Arwa Ben Dhia : La rime vient justement en accessoire, mais je n’y renonce pas. D’ailleurs, le poème dont sont extraits ces vers que vous citez est lui-même rimé. Cependant, je considère que la rime est beaucoup moins importante que l’image. À mon humble avis, toute la puissance, toute la quintessence de la poésie réside dans les images et les figures de style employées par le poète. J’estime que la poésie est une peinture avec les mots. En langage logico-mathématique, je dirais que la rime est une condition nécessaire pour avoir un poème comme disait Verlaine, mais elle est non suffisante.
R.B : Vous venez de réaliser une tournée en Tunisie avec votre dernier recueil Les quatre et une saisons. Comment était donc la réception que vous ont faite les lecteurs et les amis de Tunisie ?
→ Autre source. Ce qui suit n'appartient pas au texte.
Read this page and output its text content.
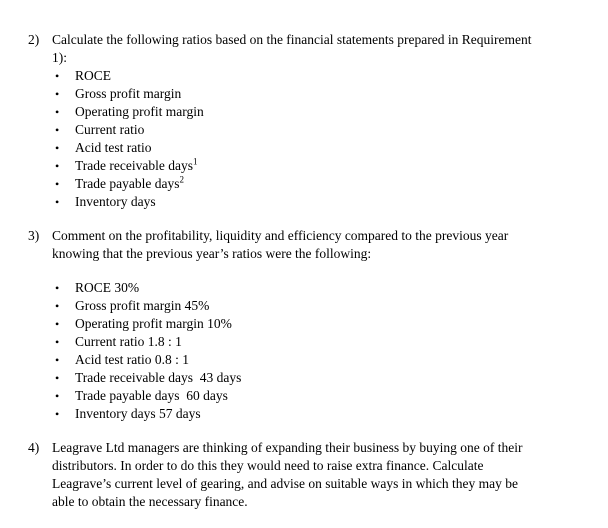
2) Calculate the following ratios based on the financial statements prepared in Requirement
1):
•	ROCE
•	Gross profit margin
•	Operating profit margin
•	Current ratio
•	Acid test ratio
•	Trade receivable days$^1$
•	Trade payable days$^2$
•	Inventory days
3) Comment on the profitability, liquidity and efficiency compared to the previous year
knowing that the previous year’s ratios were the following:
•	ROCE 30%
•	Gross profit margin 45%
•	Operating profit margin 10%
•	Current ratio 1.8 : 1
•	Acid test ratio 0.8 : 1
•	Trade receivable days  43 days
•	Trade payable days  60 days
•	Inventory days 57 days
4) Leagrave Ltd managers are thinking of expanding their business by buying one of their
distributors. In order to do this they would need to raise extra finance. Calculate
Leagrave’s current level of gearing, and advise on suitable ways in which they may be
able to obtain the necessary finance.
Arwa Ben Dhia : C’était superbe et encore mieux que je ne l’imaginais. J’ai été dans quatre endroits différents : à l’Alliance Française de Bizerte, à la foire Livre en Fête de Hammamet, à la Fnac de Tunis et à Dar Fatma Skanes de Monastir. Dans chacune de ces séances de dédicaces, j’ai été comblée par l’intérêt que manifestaient les nombreuses personnes venues m’écouter. Évidemment, il y avait des proches et des amis venus me soutenir et cela m’a énormément touchée, surtout que c’était une belle occasion de revoir des amis que je n’avais pas vus depuis longtemps. Mais ce qui m’a fait le plus plaisir, c’est qu’il y avait des personnes qui ne me connaissaient ni d’Ève ni d’Adam et qui m’écoutaient avec attention, me posaient des questions pertinentes, me félicitaient et me réclamaient une dédicace à la fin. Pour moi, c’est la plus belle des récompenses. Cela prouve aussi que les Tunisiens lisent et s’intéressent à la culture, ce qui me ravit. J’ai pu faire de nouvelles rencontres intéressantes. Je remercie tous ceux qui m’ont fait l’honneur d’assister à mes signatures et spécialement Aymen Ben Nasr, mon ami non-voyant et professeur de français, qui était venu de Sousse pour la séance de dédicaces à Monastir, afin de représenter l’Association Braille et offrir deux exemplaires de mon recueil transcrit en braille aux éditeurs. C’était un moment exceptionnel dans le centre culturel Dar Fatma Skanes sous l’égide de l’Association Mâlouf Tounès présidée par Ahmed-Ridha Abbès qui nous a chaleureusement accueillis et que je ne remercierai jamais assez.
Propos recueillis en janvier 2025 par Ridha Bourkhis, écrivain, universitaire à la retraite et journaliste bénévole.